You think it is bad now... wait til the Checka get up and running. The IRS is the new NKVD
Court, I'll bet you'll get more if you retire later and live longer. And of course, we all want to see you live to an irresponsibly ripe old age.
Blake, gov't employees have their own pension fund. They can't draw SocSec if they didn't pay into it.
Hoot, SocSec liabilities don't go away simply because the money isn't in a vault. As you know, it isn't an IRA fund; it's more like insurance. Pay your monthly "premium" and you'll earn the right to make a claim if you need it.
Do you think insurance companies keep the entire cash value of the policies they issue in a bank account? Of course they don't.
Back on topic, would those of you who decry the "excesses" of the poor be willing to change places with them?
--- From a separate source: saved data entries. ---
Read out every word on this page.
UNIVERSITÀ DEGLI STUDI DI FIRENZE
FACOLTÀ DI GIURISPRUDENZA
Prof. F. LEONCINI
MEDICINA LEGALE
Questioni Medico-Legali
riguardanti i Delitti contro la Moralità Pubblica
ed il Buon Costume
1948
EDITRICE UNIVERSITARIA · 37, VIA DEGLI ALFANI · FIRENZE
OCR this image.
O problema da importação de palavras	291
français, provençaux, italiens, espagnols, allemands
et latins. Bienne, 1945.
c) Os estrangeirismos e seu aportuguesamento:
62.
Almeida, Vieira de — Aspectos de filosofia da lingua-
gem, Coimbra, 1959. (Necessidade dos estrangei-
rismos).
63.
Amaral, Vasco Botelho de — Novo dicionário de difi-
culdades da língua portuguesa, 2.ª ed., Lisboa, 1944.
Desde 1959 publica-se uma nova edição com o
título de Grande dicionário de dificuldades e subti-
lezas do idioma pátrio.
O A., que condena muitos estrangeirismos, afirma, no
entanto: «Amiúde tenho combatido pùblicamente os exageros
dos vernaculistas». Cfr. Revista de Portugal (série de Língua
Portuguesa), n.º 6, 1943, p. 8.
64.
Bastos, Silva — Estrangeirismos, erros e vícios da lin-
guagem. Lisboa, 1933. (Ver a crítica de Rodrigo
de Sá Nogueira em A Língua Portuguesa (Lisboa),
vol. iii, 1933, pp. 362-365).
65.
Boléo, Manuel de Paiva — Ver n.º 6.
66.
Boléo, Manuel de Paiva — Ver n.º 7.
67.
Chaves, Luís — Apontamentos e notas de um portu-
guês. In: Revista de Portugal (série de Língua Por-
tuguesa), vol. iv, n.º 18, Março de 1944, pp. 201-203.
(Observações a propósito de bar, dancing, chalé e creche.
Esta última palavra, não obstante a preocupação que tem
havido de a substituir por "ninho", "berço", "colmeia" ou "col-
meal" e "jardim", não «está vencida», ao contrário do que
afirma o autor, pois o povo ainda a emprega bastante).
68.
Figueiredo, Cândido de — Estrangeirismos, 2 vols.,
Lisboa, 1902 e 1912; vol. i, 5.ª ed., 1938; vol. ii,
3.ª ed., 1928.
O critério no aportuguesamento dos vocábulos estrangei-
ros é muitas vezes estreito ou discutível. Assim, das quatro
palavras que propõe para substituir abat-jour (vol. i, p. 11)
I wouldn't. I also don't look forward to shanty towns in my backyard.
"Hoot, SocSec liabilities don't go away simply because the money isn't in a vault. As you know, it isn't an IRA fund; it's more like insurance."
That is incorrect. The social security trust fund was set up specifically to fund social security from its inception. That trust fund has been raided. It is NOT insurance. The government can not MAKE you buy insurance right? (yes that was a dig at obamacare)
"would those of you who decry the "excesses" of the poor be willing to change places with them"
Nope. But if I were on food stamps and welfare I would have the decency to not blow the money on tooth bling and drugs and then complain that I need more government cheese.
"Hoot, SocSec liabilities don't go away simply because the money isn't in a vault"
Oh, I know. That's the problem. The money is nearly gone, but the liability is not. This is one of the reasons we have monstrously huge projected deficits. Congress has already spent the money. You raid a private pension fund and you go to jail. Congress does it and we reelect them.